Outsourcing Contact
8Fév
2011

La guerre contre les moustiques est lancée


Des moustiques OGM sont expérimentés en Malaisie et aux îles Caïmans pour lutter contre la propagation de la dengue.

C'est une course contre la montre qui est engagée. Laboratoires de recherche et start-up ou entreprises pharmaceutiques sont à la recherche de la découverte qui permettra d'éradiquer ou au moins de considérablement réduire les méfaits des moustiques vecteurs de la malaria (ou paludisme), de la dengue, de la fièvre jaune ou encore du chikungunya.
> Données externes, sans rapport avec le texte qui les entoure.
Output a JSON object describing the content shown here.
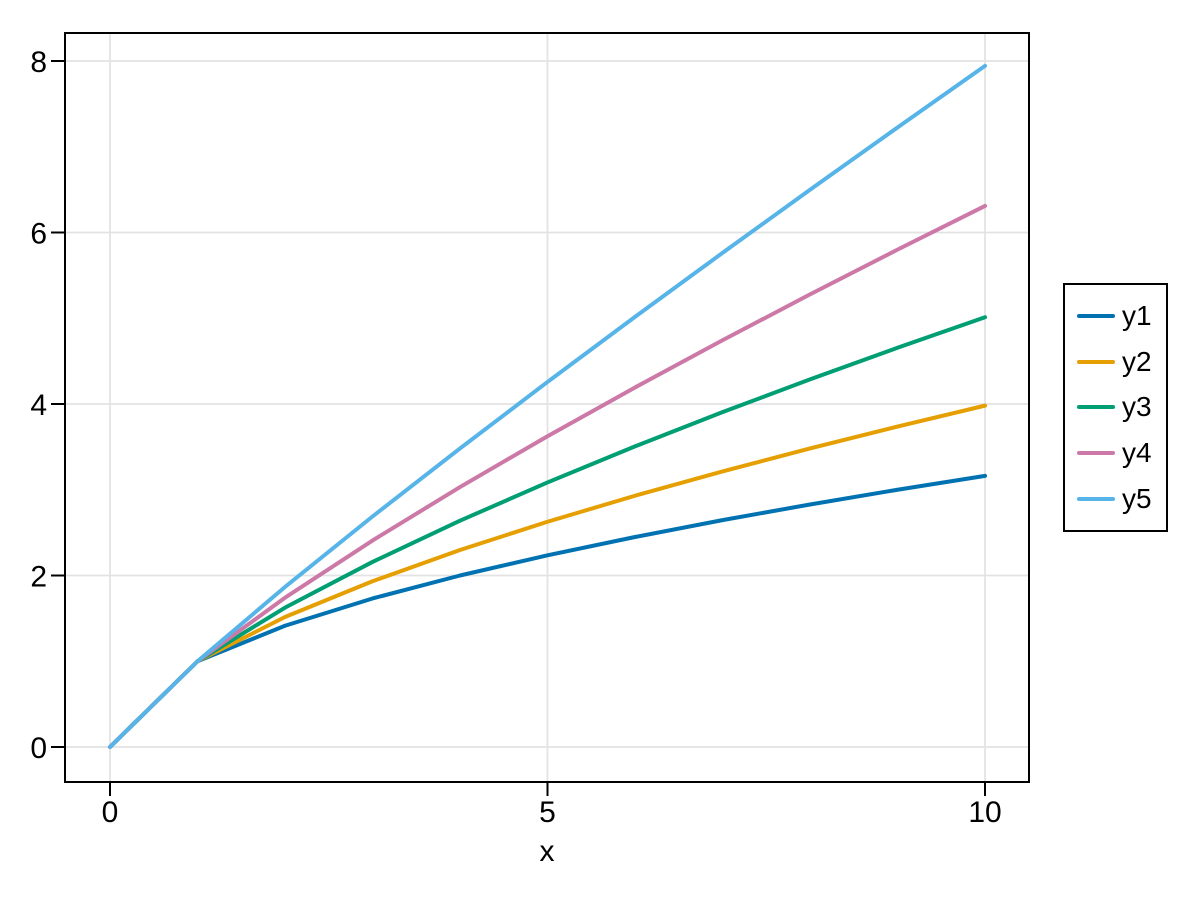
{
  "figure": {
    "background_color": "#FFFFFF",
    "frame_color": "#000000",
    "grid_color": "#E3E3E3",
    "tick_color": "#000000",
    "text_color": "#000000"
  },
  "chart_data": {
    "type": "line",
    "title": "",
    "xlabel": "x",
    "ylabel": "",
    "x": [
      0,
      1,
      2,
      3,
      4,
      5,
      6,
      7,
      8,
      9,
      10
    ],
    "series": [
      {
        "name": "y1",
        "color": "#0072B2",
        "values": [
          0,
          1,
          1.414,
          1.732,
          2.0,
          2.236,
          2.449,
          2.646,
          2.828,
          3.0,
          3.162
        ]
      },
      {
        "name": "y2",
        "color": "#E69F00",
        "values": [
          0,
          1,
          1.516,
          1.933,
          2.297,
          2.627,
          2.93,
          3.214,
          3.482,
          3.737,
          3.981
        ]
      },
      {
        "name": "y3",
        "color": "#009E73",
        "values": [
          0,
          1,
          1.625,
          2.158,
          2.639,
          3.085,
          3.506,
          3.905,
          4.287,
          4.656,
          5.012
        ]
      },
      {
        "name": "y4",
        "color": "#CC79A7",
        "values": [
          0,
          1,
          1.741,
          2.408,
          3.031,
          3.624,
          4.193,
          4.743,
          5.278,
          5.8,
          6.31
        ]
      },
      {
        "name": "y5",
        "color": "#56B4E9",
        "values": [
          0,
          1,
          1.866,
          2.688,
          3.482,
          4.257,
          5.016,
          5.762,
          6.498,
          7.225,
          7.943
        ]
      }
    ],
    "xticks": [
      0,
      5,
      10
    ],
    "yticks": [
      0,
      2,
      4,
      6,
      8
    ],
    "xlim": [
      -0.51,
      10.51
    ],
    "ylim": [
      -0.41,
      8.33
    ],
    "grid": true,
    "legend": {
      "position": "right-outside",
      "entries": [
        "y1",
        "y2",
        "y3",
        "y4",
        "y5"
      ]
    }
  }
}
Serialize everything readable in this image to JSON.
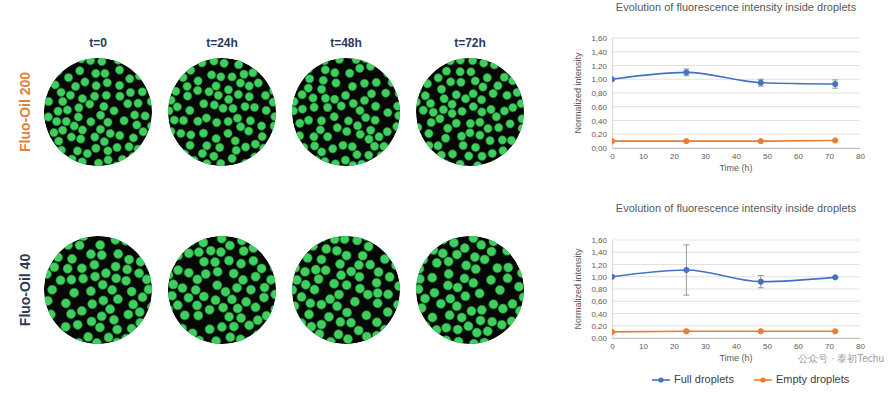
{
  "panels": {
    "column_labels": [
      "t=0",
      "t=24h",
      "t=48h",
      "t=72h"
    ],
    "row_labels": [
      "Fluo-Oil 200",
      "Fluo-Oil 40"
    ]
  },
  "watermark": "公众号 · 泰初Techu",
  "chart_data": [
    {
      "type": "line",
      "title": "Evolution of fluorescence intensity inside droplets",
      "x_label": "Time (h)",
      "y_label": "Normalized intensity",
      "x": [
        0,
        24,
        48,
        72
      ],
      "xlim": [
        0,
        80
      ],
      "xticks": [
        0,
        10,
        20,
        30,
        40,
        50,
        60,
        70,
        80
      ],
      "ylim": [
        0,
        1.6
      ],
      "yticks": [
        {
          "value": 0,
          "label": "0,00"
        },
        {
          "value": 0.2,
          "label": "0,20"
        },
        {
          "value": 0.4,
          "label": "0,40"
        },
        {
          "value": 0.6,
          "label": "0,60"
        },
        {
          "value": 0.8,
          "label": "0,80"
        },
        {
          "value": 1,
          "label": "1,00"
        },
        {
          "value": 1.2,
          "label": "1,20"
        },
        {
          "value": 1.4,
          "label": "1,40"
        },
        {
          "value": 1.6,
          "label": "1,60"
        }
      ],
      "grid": true,
      "marker": "circle",
      "line_style": "solid",
      "series": [
        {
          "color": "#4472c4",
          "values": [
            1.0,
            1.1,
            0.95,
            0.93
          ],
          "error": [
            0,
            0.05,
            0.05,
            0.06
          ]
        },
        {
          "color": "#ed7d31",
          "values": [
            0.1,
            0.1,
            0.1,
            0.11
          ],
          "error": [
            0,
            0.01,
            0,
            0.01
          ]
        }
      ]
    },
    {
      "type": "line",
      "title": "Evolution of fluorescence intensity inside droplets",
      "x_label": "Time (h)",
      "y_label": "Normalized intensity",
      "x": [
        0,
        24,
        48,
        72
      ],
      "xlim": [
        0,
        80
      ],
      "xticks": [
        0,
        10,
        20,
        30,
        40,
        50,
        60,
        70,
        80
      ],
      "ylim": [
        0,
        1.6
      ],
      "yticks": [
        {
          "value": 0,
          "label": "0,00"
        },
        {
          "value": 0.2,
          "label": "0,20"
        },
        {
          "value": 0.4,
          "label": "0,40"
        },
        {
          "value": 0.6,
          "label": "0,60"
        },
        {
          "value": 0.8,
          "label": "0,80"
        },
        {
          "value": 1,
          "label": "1,00"
        },
        {
          "value": 1.2,
          "label": "1,20"
        },
        {
          "value": 1.4,
          "label": "1,40"
        },
        {
          "value": 1.6,
          "label": "1,60"
        }
      ],
      "grid": true,
      "marker": "circle",
      "line_style": "solid",
      "legend": "bottom",
      "series": [
        {
          "name": "Full droplets",
          "color": "#4472c4",
          "values": [
            1.0,
            1.11,
            0.92,
            0.99
          ],
          "error": [
            0,
            0.41,
            0.1,
            0.01
          ]
        },
        {
          "name": "Empty droplets",
          "color": "#ed7d31",
          "values": [
            0.1,
            0.11,
            0.11,
            0.11
          ],
          "error": [
            0,
            0.02,
            0,
            0
          ]
        }
      ]
    }
  ]
}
L'une des toutes dernières expériences a eu lieu en Malaisie. Quelque 6000 moustiques mâles génétiquement modifiés, de l'espèce Aedes aegypti (vecteur de la dengue et du chikungunya), développés par la société Oxitec (Oxford Insect Technologies) viennent d'être lâchés dans une forêt inhabitée près de Bentong.

«Un gène du moustique est modifié de telle façon que sa progéniture meurt rapidement», explique Paul Reiter, entomologiste à l'Institut Pasteur, qui suit de très près l'expérience. Encore en phase expérimentale, «le lâcher avait pour objectif de mesurer la dispersion de ces moustiques et leur longévité», précise Seshradi Vasan, l'un des deux responsables de cette recherche qui a commencé il y a quatre ans sous la houlette de l'Institut de recherche médicale malais.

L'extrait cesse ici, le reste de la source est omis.